In the end, they had compromised. Victor would help cut, but he wouldn’t go inside the ship and assess the damage. “Leave that to the men of the crew,” Mother had said. Father hadn’t argued, and so Victor had been spared the worst of it. But
not
seeing what was inside the ships was perhaps worse than actually seeing them since Victor’s mind always painted the worst possible picture.

He wondered then, as he often did, where Mother was now. Lem had said that the women and children on El Cavador had left the ship and boarded a WU-HU vessel, but Lem had no idea where the vessel was or if it had even survived the attack. It had been heading for the Asteroid Belt, so in all likelihood Mother was there now, perhaps at a depot or outpost where other survivors were gathering. She wasn’t dead. Victor refused to even consider it. Losing Father had been grief enough. No, Mother was safe somewhere, tending to the women and children, comforting them, strengthening them, protecting them as she had always done on El Cavador. He had to believe that.

The laser punched through.

Victor stopped the beam and checked the readings. “The wall’s only four inches thick, Imala. I can cut through this easily.”

“Be careful, Vico.”

He intensified the laser, set it to the proper depth, and quickly cut out a small hole no bigger than his finger. Then he inserted the snake camera through the hole to see what was on the other side. He couldn’t see much. The space was dark and empty, a crawlspace perhaps, or a shaft of some sort. Whatever it was it was clearly big enough for him to climb into. And more importantly, it was free of Formics.

He retracted the snake, cut a hole large enough for his body to pass through, pushed the cut piece into the ship, and shined his light inside.

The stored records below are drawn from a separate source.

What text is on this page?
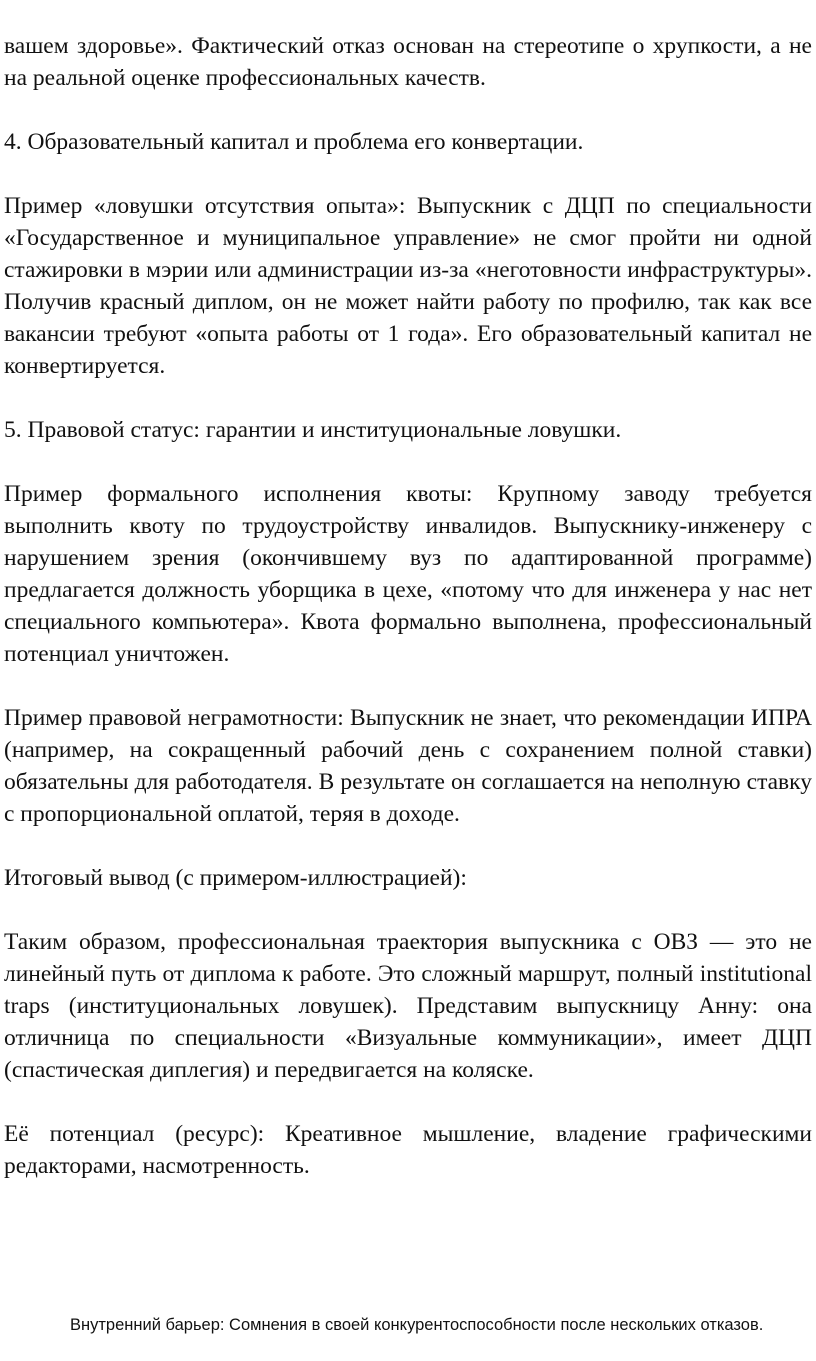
вашем здоровье». Фактический отказ основан на стереотипе о хрупкости, а не на реальной оценке профессиональных качеств.

4. Образовательный капитал и проблема его конвертации.

Пример «ловушки отсутствия опыта»: Выпускник с ДЦП по специальности «Государственное и муниципальное управление» не смог пройти ни одной стажировки в мэрии или администрации из-за «неготовности инфраструктуры». Получив красный диплом, он не может найти работу по профилю, так как все вакансии требуют «опыта работы от 1 года». Его образовательный капитал не конвертируется.

5. Правовой статус: гарантии и институциональные ловушки.

Пример формального исполнения квоты: Крупному заводу требуется выполнить квоту по трудоустройству инвалидов. Выпускнику-инженеру с нарушением зрения (окончившему вуз по адаптированной программе) предлагается должность уборщика в цехе, «потому что для инженера у нас нет специального компьютера». Квота формально выполнена, профессиональный потенциал уничтожен.

Пример правовой неграмотности: Выпускник не знает, что рекомендации ИПРА (например, на сокращенный рабочий день с сохранением полной ставки) обязательны для работодателя. В результате он соглашается на неполную ставку с пропорциональной оплатой, теряя в доходе.

Итоговый вывод (с примером-иллюстрацией):

Таким образом, профессиональная траектория выпускника с ОВЗ — это не линейный путь от диплома к работе. Это сложный маршрут, полный institutional traps (институциональных ловушек). Представим выпускницу Анну: она отличница по специальности «Визуальные коммуникации», имеет ДЦП (спастическая диплегия) и передвигается на коляске.

Её потенциал (ресурс): Креативное мышление, владение графическими редакторами, насмотренность.

Внутренний барьер: Сомнения в своей конкурентоспособности после нескольких отказов.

The shaft was a meter high and four meters wide. It extended to his right and left as far as he could see, sloping downward in either direction, matching the bulbous curvature of the ship. The walls were discolored and unattractive, covered with rust, blemishes, bumps, and imperfections, like scrap metal left to oxidize in a damp place for a few hundred years. It was almost as if the interior of the ship had been built with crude, unrefined ore, creating an ugly canvas of browns and grays and touches of black that felt dingy and ancient and long ignored.

The air in the shaft was no cleaner. Dust motes and clumps of small, misshapen brown matter floated everywhere. Victor looked at his wrist pad and read the sensors. “Air is twenty-four percent oxygen. That’s only slightly higher than Earth, Imala. The rest is nitrogen, argon, and a touch of carbon dioxide. I could breathe this if I wanted to.”